Installation#

Oban requires Python 3.12+ and PostgreSQL 12.0+. Ensure both are available and that PostgreSQL is running before installation.

Installing the Package#

Install oban using your preferred package manager:

uv add oban
# or
pip install oban

Configuration#

Create an oban.toml file in your project root with your database connection string:

dsn = "postgresql://user:password@localhost/mydb"

Installing the Schema#

After the oban package and sub-dependencies are installed, you must install the necessary tables, indexes, and functions to your database.
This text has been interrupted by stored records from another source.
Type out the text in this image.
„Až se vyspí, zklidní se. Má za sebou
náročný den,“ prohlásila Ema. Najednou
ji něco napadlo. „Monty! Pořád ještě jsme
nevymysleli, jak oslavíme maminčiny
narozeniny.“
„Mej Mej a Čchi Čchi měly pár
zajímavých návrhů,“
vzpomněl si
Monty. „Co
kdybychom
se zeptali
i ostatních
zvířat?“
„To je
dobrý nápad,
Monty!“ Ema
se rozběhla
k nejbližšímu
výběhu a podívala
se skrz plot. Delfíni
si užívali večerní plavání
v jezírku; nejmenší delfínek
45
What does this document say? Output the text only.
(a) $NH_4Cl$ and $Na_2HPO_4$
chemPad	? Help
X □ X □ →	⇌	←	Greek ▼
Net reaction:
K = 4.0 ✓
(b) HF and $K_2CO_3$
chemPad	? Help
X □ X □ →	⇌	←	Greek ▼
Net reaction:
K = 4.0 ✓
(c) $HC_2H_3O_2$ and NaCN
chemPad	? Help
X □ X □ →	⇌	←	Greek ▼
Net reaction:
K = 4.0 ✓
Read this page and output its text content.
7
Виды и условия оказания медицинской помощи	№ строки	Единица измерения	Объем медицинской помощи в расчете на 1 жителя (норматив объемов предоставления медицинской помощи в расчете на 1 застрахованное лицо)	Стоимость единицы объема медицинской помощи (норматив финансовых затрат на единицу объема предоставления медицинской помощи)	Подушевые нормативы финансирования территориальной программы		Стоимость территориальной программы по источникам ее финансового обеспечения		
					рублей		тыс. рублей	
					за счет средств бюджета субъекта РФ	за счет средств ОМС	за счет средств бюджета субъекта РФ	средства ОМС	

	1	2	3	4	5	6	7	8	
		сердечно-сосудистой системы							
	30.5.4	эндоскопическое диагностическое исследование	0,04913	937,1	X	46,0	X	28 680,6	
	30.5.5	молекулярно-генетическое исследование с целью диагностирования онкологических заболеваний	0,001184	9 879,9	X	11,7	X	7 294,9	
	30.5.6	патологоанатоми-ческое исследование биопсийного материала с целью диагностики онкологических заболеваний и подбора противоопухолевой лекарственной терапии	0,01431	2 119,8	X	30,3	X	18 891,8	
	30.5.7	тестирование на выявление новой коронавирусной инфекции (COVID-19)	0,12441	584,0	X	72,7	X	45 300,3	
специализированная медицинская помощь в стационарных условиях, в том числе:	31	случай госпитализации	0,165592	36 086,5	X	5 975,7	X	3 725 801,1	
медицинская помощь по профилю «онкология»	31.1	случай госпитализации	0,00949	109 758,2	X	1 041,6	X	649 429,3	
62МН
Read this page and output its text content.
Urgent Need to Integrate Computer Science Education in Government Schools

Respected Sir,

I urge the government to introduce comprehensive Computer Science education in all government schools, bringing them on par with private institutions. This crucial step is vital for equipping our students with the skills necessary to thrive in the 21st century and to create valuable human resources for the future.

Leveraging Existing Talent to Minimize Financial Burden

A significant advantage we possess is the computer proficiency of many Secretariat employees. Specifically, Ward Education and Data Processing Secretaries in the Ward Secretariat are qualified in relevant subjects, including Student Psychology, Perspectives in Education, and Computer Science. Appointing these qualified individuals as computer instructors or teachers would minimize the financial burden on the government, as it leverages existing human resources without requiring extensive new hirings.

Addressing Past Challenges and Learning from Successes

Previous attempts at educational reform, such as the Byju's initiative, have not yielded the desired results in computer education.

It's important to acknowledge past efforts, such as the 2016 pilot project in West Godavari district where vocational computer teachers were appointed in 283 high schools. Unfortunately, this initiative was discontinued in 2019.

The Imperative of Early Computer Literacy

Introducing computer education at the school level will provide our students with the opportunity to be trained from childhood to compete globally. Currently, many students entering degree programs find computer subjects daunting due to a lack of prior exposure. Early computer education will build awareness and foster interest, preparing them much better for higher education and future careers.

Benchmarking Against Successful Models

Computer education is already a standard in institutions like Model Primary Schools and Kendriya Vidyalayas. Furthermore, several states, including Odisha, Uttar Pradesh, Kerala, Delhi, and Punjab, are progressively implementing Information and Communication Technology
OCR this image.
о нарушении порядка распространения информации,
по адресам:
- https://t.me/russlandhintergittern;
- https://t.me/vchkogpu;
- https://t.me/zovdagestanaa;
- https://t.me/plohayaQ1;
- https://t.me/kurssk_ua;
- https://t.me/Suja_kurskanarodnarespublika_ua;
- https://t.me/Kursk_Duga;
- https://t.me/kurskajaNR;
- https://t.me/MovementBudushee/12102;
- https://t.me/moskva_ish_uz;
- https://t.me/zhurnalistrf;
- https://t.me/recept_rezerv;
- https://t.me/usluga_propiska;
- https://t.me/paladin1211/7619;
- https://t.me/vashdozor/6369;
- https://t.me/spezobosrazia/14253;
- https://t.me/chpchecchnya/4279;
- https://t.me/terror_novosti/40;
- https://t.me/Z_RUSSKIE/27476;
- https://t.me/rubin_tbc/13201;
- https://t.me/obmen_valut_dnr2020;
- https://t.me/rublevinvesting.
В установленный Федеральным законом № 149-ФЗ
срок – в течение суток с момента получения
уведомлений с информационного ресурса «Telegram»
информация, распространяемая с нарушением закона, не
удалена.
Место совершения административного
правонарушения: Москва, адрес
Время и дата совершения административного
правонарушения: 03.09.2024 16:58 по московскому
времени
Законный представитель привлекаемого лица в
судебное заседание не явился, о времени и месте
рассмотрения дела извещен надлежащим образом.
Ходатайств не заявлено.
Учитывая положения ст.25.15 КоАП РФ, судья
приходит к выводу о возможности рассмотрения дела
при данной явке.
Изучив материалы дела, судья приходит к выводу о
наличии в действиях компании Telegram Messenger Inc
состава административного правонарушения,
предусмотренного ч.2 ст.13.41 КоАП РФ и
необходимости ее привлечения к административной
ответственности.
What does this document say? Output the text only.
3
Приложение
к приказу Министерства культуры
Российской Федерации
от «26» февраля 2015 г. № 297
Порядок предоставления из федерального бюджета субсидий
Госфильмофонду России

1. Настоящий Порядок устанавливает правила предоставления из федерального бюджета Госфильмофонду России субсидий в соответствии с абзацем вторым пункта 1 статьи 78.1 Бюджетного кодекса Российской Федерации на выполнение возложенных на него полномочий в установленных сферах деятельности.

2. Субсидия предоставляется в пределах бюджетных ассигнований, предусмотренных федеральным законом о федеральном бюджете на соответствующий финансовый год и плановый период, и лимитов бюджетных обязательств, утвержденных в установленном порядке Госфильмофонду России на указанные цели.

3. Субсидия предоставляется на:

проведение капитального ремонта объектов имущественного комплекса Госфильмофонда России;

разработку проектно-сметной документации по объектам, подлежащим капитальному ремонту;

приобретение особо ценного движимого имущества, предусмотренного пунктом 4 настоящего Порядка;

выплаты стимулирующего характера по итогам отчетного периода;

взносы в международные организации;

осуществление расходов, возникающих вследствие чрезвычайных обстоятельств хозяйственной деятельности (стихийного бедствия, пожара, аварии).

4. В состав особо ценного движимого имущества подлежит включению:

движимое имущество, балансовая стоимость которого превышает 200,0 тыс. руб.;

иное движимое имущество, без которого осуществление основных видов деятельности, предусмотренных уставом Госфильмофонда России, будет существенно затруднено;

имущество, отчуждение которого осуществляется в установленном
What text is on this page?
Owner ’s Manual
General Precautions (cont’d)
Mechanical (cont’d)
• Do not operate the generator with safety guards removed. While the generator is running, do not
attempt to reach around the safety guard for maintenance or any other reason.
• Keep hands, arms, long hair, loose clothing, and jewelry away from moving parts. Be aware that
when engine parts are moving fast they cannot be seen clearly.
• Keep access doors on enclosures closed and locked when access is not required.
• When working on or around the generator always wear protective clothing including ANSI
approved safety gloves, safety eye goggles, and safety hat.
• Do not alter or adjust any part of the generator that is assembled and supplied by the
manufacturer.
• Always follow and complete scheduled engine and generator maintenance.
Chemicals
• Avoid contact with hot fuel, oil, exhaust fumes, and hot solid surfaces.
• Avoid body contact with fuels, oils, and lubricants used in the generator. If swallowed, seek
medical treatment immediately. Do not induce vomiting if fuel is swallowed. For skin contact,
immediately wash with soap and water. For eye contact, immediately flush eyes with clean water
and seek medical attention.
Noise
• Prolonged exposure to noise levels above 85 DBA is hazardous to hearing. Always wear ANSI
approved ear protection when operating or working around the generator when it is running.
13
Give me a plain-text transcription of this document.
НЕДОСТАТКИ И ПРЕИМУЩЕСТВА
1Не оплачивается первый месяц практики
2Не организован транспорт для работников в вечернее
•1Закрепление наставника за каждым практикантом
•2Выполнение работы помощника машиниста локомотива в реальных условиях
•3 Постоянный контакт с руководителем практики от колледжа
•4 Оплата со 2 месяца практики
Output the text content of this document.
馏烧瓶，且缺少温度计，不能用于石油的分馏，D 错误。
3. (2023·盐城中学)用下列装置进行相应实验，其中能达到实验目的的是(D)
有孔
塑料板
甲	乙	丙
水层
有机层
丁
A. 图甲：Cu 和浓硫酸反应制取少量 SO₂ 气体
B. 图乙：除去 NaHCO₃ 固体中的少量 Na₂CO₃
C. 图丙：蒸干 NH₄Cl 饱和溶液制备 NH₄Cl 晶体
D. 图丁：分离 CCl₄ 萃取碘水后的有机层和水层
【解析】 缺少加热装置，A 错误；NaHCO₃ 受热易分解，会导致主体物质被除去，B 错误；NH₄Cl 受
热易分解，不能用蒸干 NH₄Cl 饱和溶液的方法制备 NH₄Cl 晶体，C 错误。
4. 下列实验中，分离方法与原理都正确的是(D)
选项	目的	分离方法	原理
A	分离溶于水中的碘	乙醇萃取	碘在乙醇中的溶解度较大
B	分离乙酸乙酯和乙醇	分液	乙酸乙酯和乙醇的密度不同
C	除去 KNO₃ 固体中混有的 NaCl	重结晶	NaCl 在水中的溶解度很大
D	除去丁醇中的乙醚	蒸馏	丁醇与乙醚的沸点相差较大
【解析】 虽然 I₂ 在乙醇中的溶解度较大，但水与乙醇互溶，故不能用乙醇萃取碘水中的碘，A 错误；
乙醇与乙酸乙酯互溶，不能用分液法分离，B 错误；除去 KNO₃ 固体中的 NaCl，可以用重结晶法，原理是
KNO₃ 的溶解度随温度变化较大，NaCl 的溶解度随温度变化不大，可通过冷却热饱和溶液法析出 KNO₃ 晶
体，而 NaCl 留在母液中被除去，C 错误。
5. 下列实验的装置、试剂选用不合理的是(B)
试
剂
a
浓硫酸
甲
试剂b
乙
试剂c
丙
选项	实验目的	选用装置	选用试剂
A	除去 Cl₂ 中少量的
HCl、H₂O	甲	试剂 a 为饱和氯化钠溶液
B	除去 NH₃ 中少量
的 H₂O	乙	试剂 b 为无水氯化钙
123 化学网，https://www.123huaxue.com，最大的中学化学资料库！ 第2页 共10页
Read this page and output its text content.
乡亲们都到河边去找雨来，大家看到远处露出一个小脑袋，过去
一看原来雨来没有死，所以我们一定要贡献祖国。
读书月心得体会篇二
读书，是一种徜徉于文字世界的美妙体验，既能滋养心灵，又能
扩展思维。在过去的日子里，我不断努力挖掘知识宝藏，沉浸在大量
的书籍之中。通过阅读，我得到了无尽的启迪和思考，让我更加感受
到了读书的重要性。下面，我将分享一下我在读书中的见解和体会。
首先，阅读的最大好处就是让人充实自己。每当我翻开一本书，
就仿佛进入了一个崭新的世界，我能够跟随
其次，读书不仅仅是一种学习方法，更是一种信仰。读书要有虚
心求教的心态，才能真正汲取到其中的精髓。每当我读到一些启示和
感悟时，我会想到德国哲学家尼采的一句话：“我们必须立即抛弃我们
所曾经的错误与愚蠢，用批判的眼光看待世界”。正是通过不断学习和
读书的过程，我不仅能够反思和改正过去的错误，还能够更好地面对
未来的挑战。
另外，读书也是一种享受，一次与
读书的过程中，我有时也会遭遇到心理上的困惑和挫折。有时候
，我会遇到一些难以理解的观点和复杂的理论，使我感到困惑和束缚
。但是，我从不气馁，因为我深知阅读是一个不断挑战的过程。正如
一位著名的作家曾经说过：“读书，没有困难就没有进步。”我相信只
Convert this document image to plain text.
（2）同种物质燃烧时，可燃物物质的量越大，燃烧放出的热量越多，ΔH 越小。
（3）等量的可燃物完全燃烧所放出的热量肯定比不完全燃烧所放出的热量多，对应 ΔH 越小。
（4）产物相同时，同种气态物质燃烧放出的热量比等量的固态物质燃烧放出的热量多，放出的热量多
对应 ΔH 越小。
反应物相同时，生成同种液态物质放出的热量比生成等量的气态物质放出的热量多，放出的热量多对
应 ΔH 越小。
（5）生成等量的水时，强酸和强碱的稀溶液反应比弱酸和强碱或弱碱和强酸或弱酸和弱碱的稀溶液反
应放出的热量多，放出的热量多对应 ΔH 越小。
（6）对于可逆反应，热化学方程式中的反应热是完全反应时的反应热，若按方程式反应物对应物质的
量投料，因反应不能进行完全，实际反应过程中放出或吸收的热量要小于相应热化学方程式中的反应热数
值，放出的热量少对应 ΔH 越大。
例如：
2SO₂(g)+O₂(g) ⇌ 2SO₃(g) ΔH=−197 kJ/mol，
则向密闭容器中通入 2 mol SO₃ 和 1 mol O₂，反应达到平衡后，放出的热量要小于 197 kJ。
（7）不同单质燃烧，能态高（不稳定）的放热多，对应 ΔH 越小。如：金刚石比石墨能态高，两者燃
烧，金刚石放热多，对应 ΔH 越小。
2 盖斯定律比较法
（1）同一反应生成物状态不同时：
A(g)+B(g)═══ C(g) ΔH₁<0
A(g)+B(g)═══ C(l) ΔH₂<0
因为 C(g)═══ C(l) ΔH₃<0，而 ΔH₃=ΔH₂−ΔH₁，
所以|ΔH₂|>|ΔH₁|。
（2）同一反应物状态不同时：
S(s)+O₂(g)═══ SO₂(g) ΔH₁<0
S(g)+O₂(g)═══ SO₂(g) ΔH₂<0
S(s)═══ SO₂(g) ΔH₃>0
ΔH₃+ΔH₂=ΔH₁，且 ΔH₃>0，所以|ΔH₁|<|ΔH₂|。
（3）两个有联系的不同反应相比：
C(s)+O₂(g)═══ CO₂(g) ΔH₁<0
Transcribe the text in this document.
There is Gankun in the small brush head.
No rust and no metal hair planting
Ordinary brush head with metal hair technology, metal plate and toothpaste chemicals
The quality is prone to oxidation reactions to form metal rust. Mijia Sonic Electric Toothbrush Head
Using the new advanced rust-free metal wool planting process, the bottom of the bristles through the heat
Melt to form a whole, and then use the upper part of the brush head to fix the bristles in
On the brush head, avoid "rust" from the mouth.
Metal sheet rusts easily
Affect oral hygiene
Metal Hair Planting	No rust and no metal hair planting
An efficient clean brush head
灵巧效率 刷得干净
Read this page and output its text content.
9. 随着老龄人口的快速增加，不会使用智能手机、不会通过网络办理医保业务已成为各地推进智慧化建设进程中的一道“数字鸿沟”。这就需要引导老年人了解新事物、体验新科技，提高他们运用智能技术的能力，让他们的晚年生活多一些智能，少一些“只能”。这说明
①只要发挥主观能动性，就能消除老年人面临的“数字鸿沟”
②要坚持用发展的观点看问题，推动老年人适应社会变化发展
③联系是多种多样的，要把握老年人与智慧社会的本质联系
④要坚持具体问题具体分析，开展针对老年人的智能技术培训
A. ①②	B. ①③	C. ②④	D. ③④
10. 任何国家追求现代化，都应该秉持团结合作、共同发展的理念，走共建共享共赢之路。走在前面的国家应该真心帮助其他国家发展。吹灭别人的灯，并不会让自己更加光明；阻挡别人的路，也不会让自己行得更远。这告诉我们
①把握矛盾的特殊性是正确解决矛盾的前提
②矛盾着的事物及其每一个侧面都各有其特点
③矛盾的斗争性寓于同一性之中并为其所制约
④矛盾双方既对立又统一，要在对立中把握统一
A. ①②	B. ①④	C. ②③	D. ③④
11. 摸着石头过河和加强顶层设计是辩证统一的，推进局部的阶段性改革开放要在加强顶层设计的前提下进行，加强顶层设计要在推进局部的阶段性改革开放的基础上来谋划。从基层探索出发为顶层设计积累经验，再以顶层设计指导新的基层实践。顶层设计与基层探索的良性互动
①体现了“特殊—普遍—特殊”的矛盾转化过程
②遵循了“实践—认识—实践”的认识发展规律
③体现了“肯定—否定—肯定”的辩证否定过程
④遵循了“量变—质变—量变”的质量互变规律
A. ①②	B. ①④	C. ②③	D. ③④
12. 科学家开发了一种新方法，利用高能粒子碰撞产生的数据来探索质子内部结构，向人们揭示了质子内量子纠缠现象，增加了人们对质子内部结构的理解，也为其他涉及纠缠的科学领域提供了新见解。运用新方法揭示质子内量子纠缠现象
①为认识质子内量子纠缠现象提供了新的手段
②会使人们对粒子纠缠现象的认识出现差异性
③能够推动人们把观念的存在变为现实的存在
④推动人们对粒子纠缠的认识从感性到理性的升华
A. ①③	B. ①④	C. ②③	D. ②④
Installation can be done through the CLI, with a migration tool like Alembic, or programmatically.

The simplest approach is to use the CLI with your configuration file:

oban install

Or specify the connection string directly (if you didn’t create the oban.toml config):

oban install --dsn "postgresql://user:password@localhost/mydb"

If you’re using a migration framework like Alembic or Django, use the install_sql function to get the raw SQL:

from oban.schema import install_sql

sql = install_sql()

For Alembic:

from alembic import op
from oban.schema import install_sql

def upgrade():
    op.execute(install_sql())

For Django:

from django.db import migrations
from oban.schema import install_sql

class Migration(migrations.Migration):
    operations = [
        migrations.RunSQL(install_sql()),
    ]

You can also install the schema programmatically:

import asyncio
from oban import Oban
from oban.schema import install

async def setup():
    pool = await Oban.create_pool()
    await install(pool)
    await pool.close()

asyncio.run(setup())

Verification#

Verify the installation by starting Oban:

oban start

You should see output indicating Oban has started and is ready to process jobs. It’s time to create your first worker, schedule periodic jobs, and configure queues!